Nature Medicine 18, 6 doi: 10.1038/nm.2772

Wnt-βカテニン経路とPI3K-AKT-FOXO3a経路はがんで重要な役割を果たしている。AKTはFOXO3aをリン酸化して核から細胞質へと移行させるが、この作用はPI3KやAKTを阻害する物質により阻止される。Wnt-βカテニン経路の過剰活性化とPI3K-AKTシグナル伝達の阻害が同時に起こると、βカテニンおよびFOXO3aの核内集積がそれぞれ促進され、特定の標的遺伝子セットの調節によって細胞の分散と転移が進む。
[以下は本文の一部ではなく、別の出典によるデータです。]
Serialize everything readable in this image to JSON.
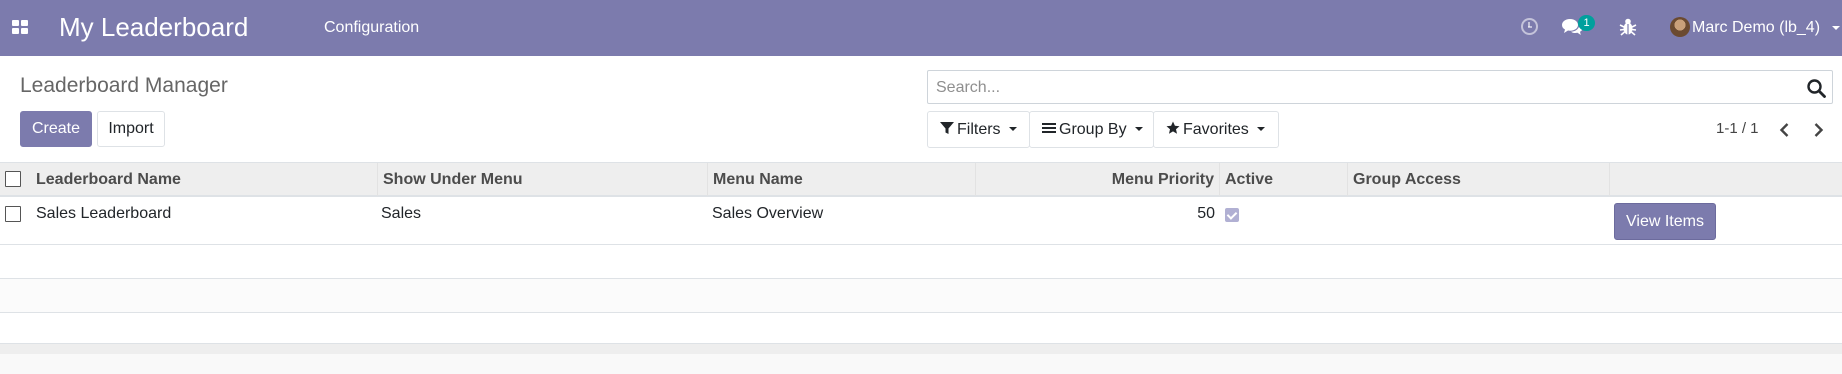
{
  "navbar": {
    "app_title": "My Leaderboard",
    "menu_configuration": "Configuration",
    "messages_badge": "1",
    "user_name": "Marc Demo (lb_4)",
    "icons": [
      "apps-icon",
      "clock-icon",
      "chat-icon",
      "bug-icon",
      "avatar"
    ],
    "color": "#7c7bad"
  },
  "control_panel": {
    "title": "Leaderboard Manager",
    "create_label": "Create",
    "import_label": "Import",
    "search_placeholder": "Search...",
    "filters_label": "Filters",
    "group_by_label": "Group By",
    "favorites_label": "Favorites",
    "pager_value": "1-1 / 1"
  },
  "table": {
    "columns": [
      "Leaderboard Name",
      "Show Under Menu",
      "Menu Name",
      "Menu Priority",
      "Active",
      "Group Access"
    ],
    "rows": [
      {
        "leaderboard_name": "Sales Leaderboard",
        "show_under_menu": "Sales",
        "menu_name": "Sales Overview",
        "menu_priority": "50",
        "active": true,
        "group_access": "",
        "action_label": "View Items"
      }
    ]
  }
}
実際に、抗腫瘍作用のあるAKT阻害物質API-2はFOXO3aの核内集積を増進し、核内βカテニン含量の高い細胞の転移を促進する。患者由来の初代培養細胞、およびマウスに移植した同じ患者由来の異種移植腫瘍では、核内βカテニンが、PI3KやAKT阻害物質により誘導されるFOXO3a介在性アポトーシスに対する抵抗性を与える。この抵抗性はWnt-βカテニンシグナル伝達を阻害するXAV-939によって消失する。核内βカテニンが高濃度である場合には、FOXO3aはPI3KまたはAKTの阻害物質による活性化を受けると、アポトーシス誘導性の腫瘍抑制因子ではなく、転移誘発因子として働くようになる。治療方針の決定前に、患者のがん腫でのβカテニンの状態を調べ、また核内にFOXO3aを蓄積させるような分子標的薬に対する患者由来細胞の反応を調べることが可能であることを我々は明らかにした。このような評価は、より安全で効果的な個別化治療を提供するのに必須と我々は考える。